The issue came up often Tuesday, when the House Energy and Commerce health subcommittee held a hearing on transparency and competition in health care.
Rep. Anna Eshoo, D-Calif., said she has been thinking about how a large health system in her area has been responding to would-be patients, because of differences in the reimbursement rates the system gets for different types of patients, after provider network contract discounts and other payment rate rules are applied.
"They were turning away new patients with traditional Medicare but accepting patients who have Medicare Advantage and private insurance," Eshoo said. "The private-insured are favored over the publicly insured."
The health system's new CEO told Eshoo the organization would try to change that strategy, at least for new health care providers, but, later, she found that the organization seemed to be keeping the patient selection strategy in place.
Eshoo said that she thinks insurers are in a much better position to negotiate prices than the patients, but that, in some cases, health systems have bought up all of the competitors and have no need to do much for the insurers.
"They can demand that insurers pay whatever price they set," Eshoo said.
What It Means
Members of Congress have noticed that health care system players other than health insurers may contribute to rising health care costs and the lack of easy-to-find information about costs.
The Hearing
Health insurers and health care policy specialists have been talking for decades about the effects of lack of competition, complicated pricing structures and lack of easy patient or employer access to detailed price information on the cost and quality of U.S. health care.
During the administration of former President Donald Trump, Seema Verma, the administrator of the Centers for Medicare and Medicaid Services, tried to increase price transparency by releasing price transparency regulations.
Trump himself issued executive orders setting price posting requirements for hospitals and insurers.
Rep.

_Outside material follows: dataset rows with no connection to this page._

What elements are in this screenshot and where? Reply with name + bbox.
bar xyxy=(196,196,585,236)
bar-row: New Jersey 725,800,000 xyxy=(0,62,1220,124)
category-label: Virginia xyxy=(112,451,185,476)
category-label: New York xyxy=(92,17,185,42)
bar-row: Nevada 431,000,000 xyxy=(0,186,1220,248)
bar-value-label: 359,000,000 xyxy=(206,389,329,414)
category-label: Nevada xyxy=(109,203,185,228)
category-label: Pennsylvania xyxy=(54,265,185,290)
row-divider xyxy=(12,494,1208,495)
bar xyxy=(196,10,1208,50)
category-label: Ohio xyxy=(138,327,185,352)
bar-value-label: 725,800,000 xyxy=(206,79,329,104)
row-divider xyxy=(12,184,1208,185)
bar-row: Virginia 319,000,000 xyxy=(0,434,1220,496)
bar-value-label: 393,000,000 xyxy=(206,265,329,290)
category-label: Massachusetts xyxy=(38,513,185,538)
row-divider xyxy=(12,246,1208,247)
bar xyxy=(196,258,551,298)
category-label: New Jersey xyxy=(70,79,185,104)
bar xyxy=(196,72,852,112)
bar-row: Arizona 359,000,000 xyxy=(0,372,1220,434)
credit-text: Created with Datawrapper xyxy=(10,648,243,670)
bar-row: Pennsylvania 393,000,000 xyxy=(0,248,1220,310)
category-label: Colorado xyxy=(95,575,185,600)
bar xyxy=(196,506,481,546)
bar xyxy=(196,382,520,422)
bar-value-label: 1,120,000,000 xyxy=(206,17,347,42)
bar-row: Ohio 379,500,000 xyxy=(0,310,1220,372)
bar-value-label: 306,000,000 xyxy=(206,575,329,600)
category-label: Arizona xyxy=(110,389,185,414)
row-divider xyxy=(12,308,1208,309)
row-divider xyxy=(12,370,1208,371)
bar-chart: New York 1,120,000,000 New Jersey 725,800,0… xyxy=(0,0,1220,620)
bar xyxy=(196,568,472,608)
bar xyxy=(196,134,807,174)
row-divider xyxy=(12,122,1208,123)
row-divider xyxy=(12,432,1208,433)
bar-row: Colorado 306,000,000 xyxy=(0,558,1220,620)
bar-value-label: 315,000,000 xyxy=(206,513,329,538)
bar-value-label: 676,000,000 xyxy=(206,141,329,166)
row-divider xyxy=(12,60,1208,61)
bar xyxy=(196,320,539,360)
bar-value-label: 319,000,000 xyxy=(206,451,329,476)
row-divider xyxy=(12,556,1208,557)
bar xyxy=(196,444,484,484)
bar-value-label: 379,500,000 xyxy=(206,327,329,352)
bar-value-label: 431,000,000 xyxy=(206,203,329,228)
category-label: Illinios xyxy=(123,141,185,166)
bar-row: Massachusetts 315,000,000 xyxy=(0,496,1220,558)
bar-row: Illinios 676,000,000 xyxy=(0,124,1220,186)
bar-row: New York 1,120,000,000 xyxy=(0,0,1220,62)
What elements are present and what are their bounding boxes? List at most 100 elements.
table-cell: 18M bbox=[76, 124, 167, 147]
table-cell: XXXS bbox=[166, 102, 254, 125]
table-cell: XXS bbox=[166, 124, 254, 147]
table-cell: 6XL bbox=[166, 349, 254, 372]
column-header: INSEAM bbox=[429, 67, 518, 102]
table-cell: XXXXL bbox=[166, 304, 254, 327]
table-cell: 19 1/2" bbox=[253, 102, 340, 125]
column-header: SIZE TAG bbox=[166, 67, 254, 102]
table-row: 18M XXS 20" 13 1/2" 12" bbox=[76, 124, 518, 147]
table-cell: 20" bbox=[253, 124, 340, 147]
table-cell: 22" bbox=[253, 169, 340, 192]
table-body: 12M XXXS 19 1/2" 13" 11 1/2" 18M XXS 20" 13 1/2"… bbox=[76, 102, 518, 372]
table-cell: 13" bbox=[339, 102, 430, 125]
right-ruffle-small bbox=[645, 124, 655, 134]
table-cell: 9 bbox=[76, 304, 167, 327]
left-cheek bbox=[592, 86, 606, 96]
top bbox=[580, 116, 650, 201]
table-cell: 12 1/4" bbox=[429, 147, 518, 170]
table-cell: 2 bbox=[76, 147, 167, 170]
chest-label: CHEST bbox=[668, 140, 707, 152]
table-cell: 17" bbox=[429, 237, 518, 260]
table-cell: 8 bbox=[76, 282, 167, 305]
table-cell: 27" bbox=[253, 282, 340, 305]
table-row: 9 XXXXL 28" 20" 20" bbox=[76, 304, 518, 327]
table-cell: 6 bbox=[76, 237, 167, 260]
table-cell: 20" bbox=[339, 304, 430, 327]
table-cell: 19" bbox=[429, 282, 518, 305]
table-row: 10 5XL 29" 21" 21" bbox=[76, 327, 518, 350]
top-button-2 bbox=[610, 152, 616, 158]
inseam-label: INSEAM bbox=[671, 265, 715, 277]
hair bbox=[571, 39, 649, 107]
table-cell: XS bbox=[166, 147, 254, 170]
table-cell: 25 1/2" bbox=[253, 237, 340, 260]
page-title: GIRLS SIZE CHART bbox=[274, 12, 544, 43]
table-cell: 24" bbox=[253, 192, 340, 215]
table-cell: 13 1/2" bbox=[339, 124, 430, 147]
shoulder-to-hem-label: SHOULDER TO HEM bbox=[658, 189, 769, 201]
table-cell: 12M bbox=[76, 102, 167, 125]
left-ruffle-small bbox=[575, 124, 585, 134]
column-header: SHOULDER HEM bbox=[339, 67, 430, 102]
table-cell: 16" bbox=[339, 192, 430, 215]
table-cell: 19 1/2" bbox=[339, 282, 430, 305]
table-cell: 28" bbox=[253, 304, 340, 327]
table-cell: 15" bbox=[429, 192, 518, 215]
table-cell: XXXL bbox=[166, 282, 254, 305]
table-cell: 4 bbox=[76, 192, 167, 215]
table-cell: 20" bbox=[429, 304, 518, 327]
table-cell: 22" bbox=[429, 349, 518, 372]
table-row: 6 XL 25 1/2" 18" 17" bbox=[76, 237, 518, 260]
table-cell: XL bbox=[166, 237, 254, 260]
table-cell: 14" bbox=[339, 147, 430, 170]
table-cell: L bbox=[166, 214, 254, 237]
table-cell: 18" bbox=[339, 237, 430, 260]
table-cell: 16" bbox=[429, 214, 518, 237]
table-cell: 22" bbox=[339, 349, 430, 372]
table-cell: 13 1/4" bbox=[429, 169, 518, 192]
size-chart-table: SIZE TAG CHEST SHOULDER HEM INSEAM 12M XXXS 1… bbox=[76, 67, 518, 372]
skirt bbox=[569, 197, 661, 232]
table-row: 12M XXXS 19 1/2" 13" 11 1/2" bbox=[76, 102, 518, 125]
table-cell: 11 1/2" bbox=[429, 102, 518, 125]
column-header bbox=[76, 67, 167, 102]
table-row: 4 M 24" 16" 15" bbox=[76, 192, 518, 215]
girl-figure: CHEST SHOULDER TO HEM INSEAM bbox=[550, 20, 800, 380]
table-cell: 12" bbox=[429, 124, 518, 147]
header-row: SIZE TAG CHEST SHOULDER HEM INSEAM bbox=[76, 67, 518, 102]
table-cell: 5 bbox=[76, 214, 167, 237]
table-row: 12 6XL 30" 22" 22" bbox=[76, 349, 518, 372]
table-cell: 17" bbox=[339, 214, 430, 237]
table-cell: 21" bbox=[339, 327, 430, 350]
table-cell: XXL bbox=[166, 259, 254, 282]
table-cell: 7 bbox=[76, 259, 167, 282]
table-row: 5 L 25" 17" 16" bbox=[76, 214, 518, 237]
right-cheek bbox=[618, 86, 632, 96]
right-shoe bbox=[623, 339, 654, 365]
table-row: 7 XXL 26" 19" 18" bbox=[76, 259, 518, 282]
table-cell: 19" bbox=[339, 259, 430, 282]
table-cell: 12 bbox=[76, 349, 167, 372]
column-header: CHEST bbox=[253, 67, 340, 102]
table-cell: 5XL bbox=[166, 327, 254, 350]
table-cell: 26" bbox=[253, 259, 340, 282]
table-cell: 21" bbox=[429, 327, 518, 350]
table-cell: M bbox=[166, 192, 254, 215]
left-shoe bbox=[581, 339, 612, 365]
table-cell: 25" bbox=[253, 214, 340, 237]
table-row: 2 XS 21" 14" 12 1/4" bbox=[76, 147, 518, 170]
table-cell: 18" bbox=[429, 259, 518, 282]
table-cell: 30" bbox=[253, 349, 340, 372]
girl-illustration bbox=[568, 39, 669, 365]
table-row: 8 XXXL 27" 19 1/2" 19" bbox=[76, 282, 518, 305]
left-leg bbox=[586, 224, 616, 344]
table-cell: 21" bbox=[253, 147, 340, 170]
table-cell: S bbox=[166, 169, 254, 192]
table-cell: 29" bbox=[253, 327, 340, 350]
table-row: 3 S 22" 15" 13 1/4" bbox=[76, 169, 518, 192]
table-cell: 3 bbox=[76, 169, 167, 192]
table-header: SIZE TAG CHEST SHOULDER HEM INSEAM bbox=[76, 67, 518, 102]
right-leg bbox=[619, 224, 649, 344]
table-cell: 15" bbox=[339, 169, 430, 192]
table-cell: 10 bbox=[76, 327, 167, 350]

Cathy McMorris Rodgers, R-Wash., the chair of the full House Energy and Commerce Committee, and Rep. Brett Guthrie, R-Ky., the chair of the health subcommittee, said they organized the hearing because of bipartisan frustration with the lack of full, useful compliance with the price transparency requirements.
McMorris Rodgers cited the story of a South Carolina woman who needed a biopsy, received a hospital price tool estimate that the biopsy would cost $1,400 out of pocket, and ended up having to pay $5,000 out of pocket.
"Patients shouldn't be in the dark until after they receive care and their bills come," she said.
Most hospitals have not complied fully with the hospital price posting rules, and CMS has imposed two penalties on hospitals for price posting failures, McMorris Rodgers said.